Yaz mevsimi geldiğinde hepimizin yüreğini yakan o görüntüler tekrar düşüyor ekranlara: Alevler içinde bir orman, kaçışan hayvanlar, gökyüzüne yükselen siyah dumanlar… Her yıl, binlerce hektar ormanımızı göz göre göre kaybediyoruz. Oysa ormanlar sadece ağaçtan ibaret değil; onlar bizim nefesimiz, suyumuz, toprağımız… Kısacası hayatımız.
Ormanlar, doğanın sessiz kahramanlarıdır. Temiz hava üretirler, su döngüsünü dengelerler, toprağı erozyona karşı korurlar ve sayısız canlıya yuva olurlar. Onlar olmadan ne doğa kalır, ne de biz. Bu nedenle ormanları korumak, sadece çevrecilerin ya da devletin değil, hepimizin ortak görevidir.
Ne yazık ki orman yangınlarının büyük bir kısmı insan eliyle çıkıyor. Bir cam şişe, söndürülmemiş bir sigara, kontrolsüz yakılan bir mangal ateşi… Küçücük bir ihmal, koca bir ormanı yok etmeye yetiyor. Oysa ateşin şakası yok. Ateş sadece ağaçları değil, onların içinde yaşayan binlerce canlının da hayatını alıp götürüyor.
Peygamber Efendimiz’in (s.a.v.) “Kıyamet kopacak olsa bile, elinizde bir fidan varsa onu dikin” hadisi, doğaya ve yeşile verilen değerin en güzel örneğidir. İnancımızda doğaya zarar vermek, büyük bir sorumluluk ve vebal olarak görülür.
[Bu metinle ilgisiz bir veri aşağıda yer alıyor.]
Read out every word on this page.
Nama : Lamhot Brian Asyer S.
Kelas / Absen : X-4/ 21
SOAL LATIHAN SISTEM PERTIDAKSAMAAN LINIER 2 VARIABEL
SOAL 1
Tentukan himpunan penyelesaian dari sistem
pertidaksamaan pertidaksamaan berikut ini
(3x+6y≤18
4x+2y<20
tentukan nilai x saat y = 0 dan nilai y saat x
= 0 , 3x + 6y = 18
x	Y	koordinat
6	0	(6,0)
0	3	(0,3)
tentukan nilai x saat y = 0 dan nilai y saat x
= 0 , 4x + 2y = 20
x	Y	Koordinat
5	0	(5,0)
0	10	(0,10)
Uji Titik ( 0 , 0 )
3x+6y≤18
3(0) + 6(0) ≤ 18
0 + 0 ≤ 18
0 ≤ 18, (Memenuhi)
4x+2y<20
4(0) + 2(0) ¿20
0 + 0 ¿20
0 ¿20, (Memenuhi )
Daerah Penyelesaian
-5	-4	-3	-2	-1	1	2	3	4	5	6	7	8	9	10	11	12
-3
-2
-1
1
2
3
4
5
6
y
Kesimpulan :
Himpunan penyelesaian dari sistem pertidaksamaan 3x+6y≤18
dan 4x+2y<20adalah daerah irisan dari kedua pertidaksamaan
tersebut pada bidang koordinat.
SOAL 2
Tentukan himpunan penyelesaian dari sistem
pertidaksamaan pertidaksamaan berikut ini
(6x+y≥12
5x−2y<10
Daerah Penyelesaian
Bugün bize düşen, bu bilinçle hareket etmektir.
Toplum olarak orman yangınlarını sadece televizyondan izlemekle yetinemeyiz. Öncelikle bilinçlenmeli ve bilinçlendirmeliyiz. Her bireyin, doğada ateş yakarken, piknik yaparken ya da çöp atarken dikkatli olması gerekir. Okullarda, camilerde, medya organlarında yangınlarla mücadele ve doğa sevgisi üzerine sürekli eğitimler verilmelidir.
Çünkü doğaya karşı gösterilen her ihmal, aslında geleceğe karşı işlenmiş bir suçtur.Ve unutmayalım ki, cehaletin başlattığı hiçbir yangını söndürebilecek bir uçak henüz icat edilmedi.
Elbette devletin de üzerine düşen görevler var. Yangınlara sebep olanlara karşı caydırıcı cezaların uygulanması, ormanlık alanlarda sıkı denetimlerin yapılması gerekiyor. Ama yeterli değil. Yerel halkın ve gönüllülerin eğitilerek olası yangınlara erken müdahale etmesi sağlanmalı. Ayrıca teknolojinin yardımıyla yangın riski taşıyan bölgeler önceden belirlenip, önlemler alınmalı.
Termal kameralar, insansız hava araçları ve erken uyarı sistemleri artık bir lüks değil, zorunluluktur.
Yangın sonrası ise “nasıl olsa yandı, bitti” denilmemeli. Yanan alanlar mutlaka tekrar ağaçlandırılmalı. Bu süreç, doğaya uygun türlerle ve bölgenin ekolojik dengesini gözeterek yapılmalı. Ormanlar yeniden nefes almalı, yaşam yeniden filizlenmeli. Ağaçlandırma, yalnızca fidan dikmek değil; umudu ve yaşamı yeniden yeşertmektir.
Unutmayalım, ormanları korumak sadece doğayı değil, kendi geleceğimizi korumaktır. Bugün diktiğimiz bir fidan, yarın çocuğumuza gölge olur. Bugün koruduğumuz bir orman, yarın milletçe nefes aldığımız bir alan olur.
Yazımı Nobel ödüllü bilim insanımız Prof. Dr. Aziz Sancar’ın çok anlamlı bir sözüyle bitirmek istiyorum:
“Yanmayan ağaç değil, yakmayan nesiller yetiştirmeliyiz.”
Bu anlayışı hayatımızın temeline yerleştirdiğimiz gün, doğa da insanlık da yeniden nefes alacak.